It’s funny how, when I think back on that night, I can see the silence was bigger than anything else. It was bigger than the darkness. It was bigger than the moonlight that dappled the room with lacey patterns through the curtain at the front window. It was bigger than him, sitting on that sofa. It was bigger than me, standing in the doorway. That night, everything seemed bigger than me. The clock ticked. The children were upstairs sleeping but I swear I could hear them breathing. Soft, rhythmic, surrendered. But there, in that little living room: Silence. He sat. Across the room, I stood.

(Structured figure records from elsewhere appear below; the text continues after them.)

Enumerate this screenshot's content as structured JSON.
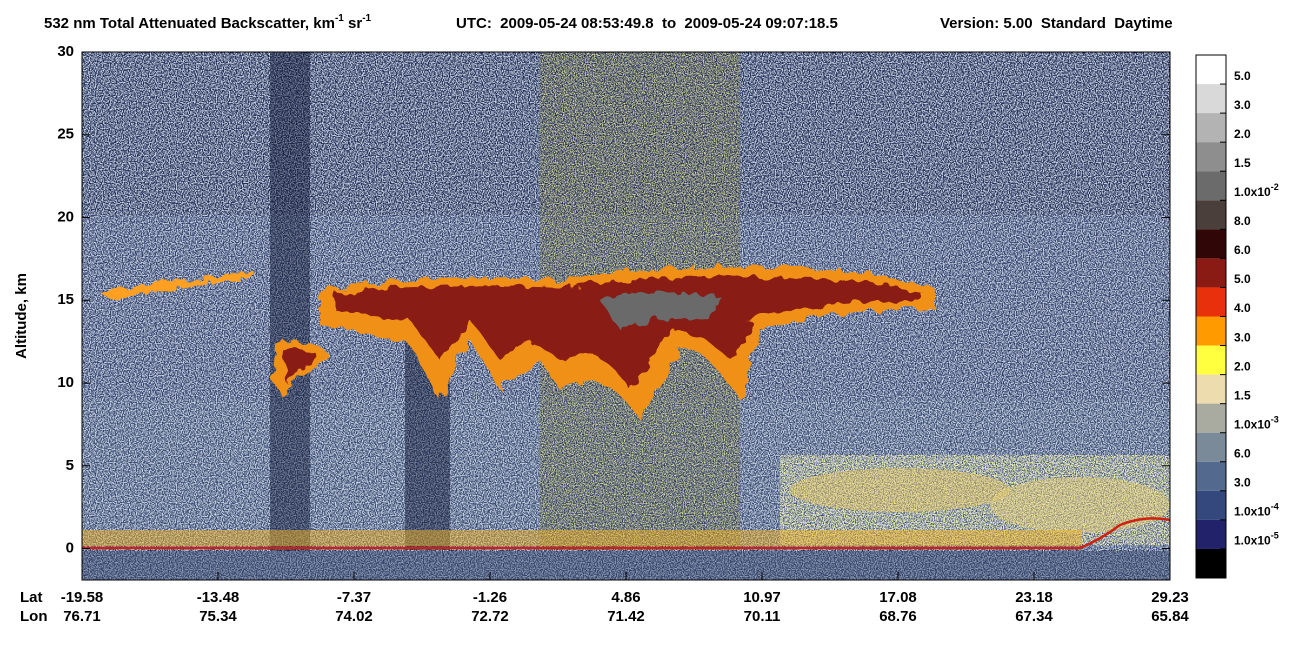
{
  "title_parts": [
    "532 nm Total Attenuated Backscatter, km",
    "-1",
    " sr",
    "-1"
  ],
  "utc": "UTC:  2009-05-24 08:53:49.8  to  2009-05-24 09:07:18.5",
  "version": "Version: 5.00  Standard  Daytime",
  "chart_data": {
    "type": "curtain",
    "ylabel": "Altitude, km",
    "ylim": [
      -1.9,
      30
    ],
    "yticks": [
      0,
      5,
      10,
      15,
      20,
      25,
      30
    ],
    "x_rows": [
      {
        "name": "Lat",
        "values": [
          -19.58,
          -13.48,
          -7.37,
          -1.26,
          4.86,
          10.97,
          17.08,
          23.18,
          29.23
        ]
      },
      {
        "name": "Lon",
        "values": [
          76.71,
          75.34,
          74.02,
          72.72,
          71.42,
          70.11,
          68.76,
          67.34,
          65.84
        ]
      }
    ]
  },
  "colorbar": {
    "colors": [
      "#ffffff",
      "#d9d9d9",
      "#b3b3b3",
      "#8e8e8e",
      "#6b6b6b",
      "#4a3f3b",
      "#300606",
      "#8a1a14",
      "#e8300c",
      "#ff9a00",
      "#ffff40",
      "#ecdcae",
      "#a9aaa0",
      "#7a8a98",
      "#536a8e",
      "#34487e",
      "#22226a",
      "#000000"
    ],
    "labels": [
      {
        "text": "5.0"
      },
      {
        "text": "3.0"
      },
      {
        "text": "2.0"
      },
      {
        "text": "1.5"
      },
      {
        "text": "1.0x10",
        "exp": "-2"
      },
      {
        "text": "8.0"
      },
      {
        "text": "6.0"
      },
      {
        "text": "5.0"
      },
      {
        "text": "4.0"
      },
      {
        "text": "3.0"
      },
      {
        "text": "2.0"
      },
      {
        "text": "1.5"
      },
      {
        "text": "1.0x10",
        "exp": "-3"
      },
      {
        "text": "6.0"
      },
      {
        "text": "3.0"
      },
      {
        "text": "1.0x10",
        "exp": "-4"
      },
      {
        "text": "1.0x10",
        "exp": "-5"
      }
    ]
  }
}
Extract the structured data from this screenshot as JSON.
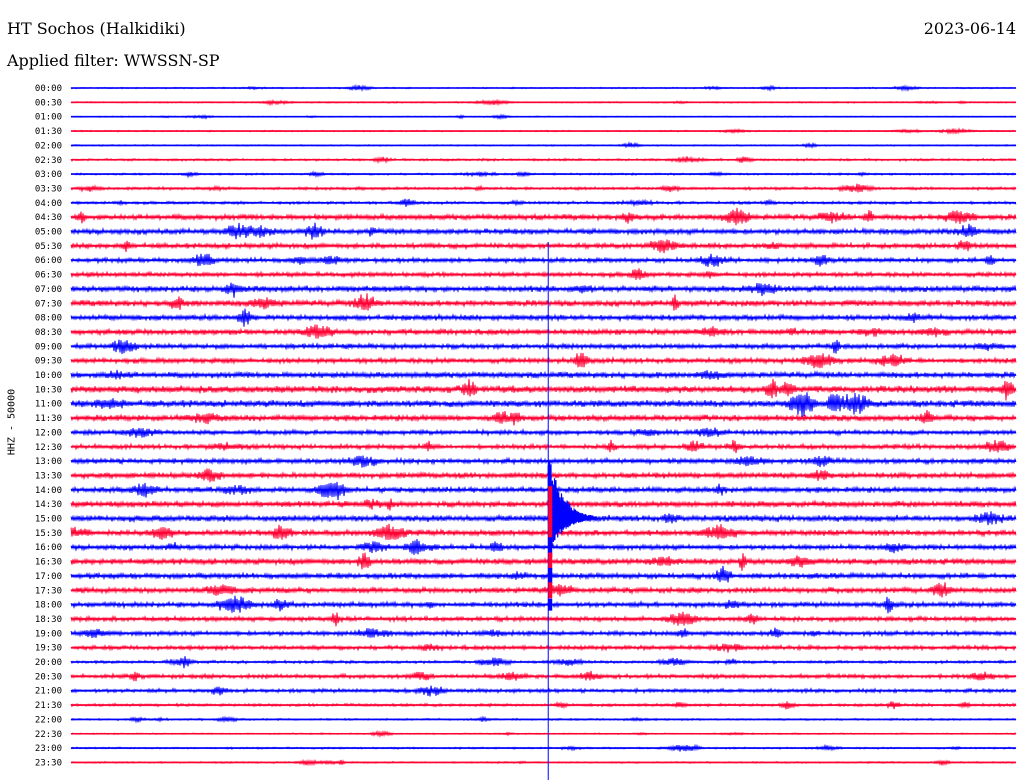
{
  "header": {
    "station": "HT Sochos (Halkidiki)",
    "date": "2023-06-14",
    "filter": "Applied filter: WWSSN-SP"
  },
  "chart_data": {
    "type": "line",
    "title": "HT Sochos (Halkidiki)",
    "ylabel": "HHZ - 50000",
    "xlabel": "",
    "row_labels": [
      "00:00",
      "00:30",
      "01:00",
      "01:30",
      "02:00",
      "02:30",
      "03:00",
      "03:30",
      "04:00",
      "04:30",
      "05:00",
      "05:30",
      "06:00",
      "06:30",
      "07:00",
      "07:30",
      "08:00",
      "08:30",
      "09:00",
      "09:30",
      "10:00",
      "10:30",
      "11:00",
      "11:30",
      "12:00",
      "12:30",
      "13:00",
      "13:30",
      "14:00",
      "14:30",
      "15:00",
      "15:30",
      "16:00",
      "16:30",
      "17:00",
      "17:30",
      "18:00",
      "18:30",
      "19:00",
      "19:30",
      "20:00",
      "20:30",
      "21:00",
      "21:30",
      "22:00",
      "22:30",
      "23:00",
      "23:30"
    ],
    "row_noise": [
      0.6,
      0.6,
      0.5,
      0.6,
      0.6,
      1.0,
      0.8,
      1.2,
      1.2,
      2.4,
      2.4,
      2.2,
      2.0,
      2.0,
      2.6,
      2.6,
      2.4,
      2.4,
      2.2,
      2.2,
      2.6,
      3.2,
      3.0,
      2.6,
      2.0,
      2.0,
      2.2,
      2.4,
      2.4,
      2.6,
      2.8,
      2.4,
      2.2,
      2.6,
      2.4,
      2.4,
      2.2,
      2.0,
      2.0,
      1.8,
      1.2,
      1.8,
      1.6,
      1.2,
      0.8,
      0.6,
      0.8,
      0.7
    ],
    "row_colors": [
      "#0000ff",
      "#ff0033"
    ],
    "event_row": 30,
    "event_position": 0.505,
    "grid": false
  }
}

“How much of you did she have?” The words hung in the air like balls, floating on water. I heard them, then realized it was my own voice.
“She had all of me.”
In the room: Silence.
In my head: A sort of screaming that, though through the years would grow faint, would never, ever stop.
No one tells you that your moment of confirmation, of validation, can also be the single most horrifying moment of your life. What do you do, once you hold the truth? Where do you go with it? What pocket do you tuck it into? Do you take it, like old ticket stubs, and paste it in into a scrapbook? Do you also glue pictures of your heart, the night it shattered?
Strength is sometimes overrated. But in the end, it’s strength you need, if only to find your bones, and tell them to stand up, to move your body forward, mind your broken heart, and – because you have not yet been given a pass to leave the planet – carry on as best they can.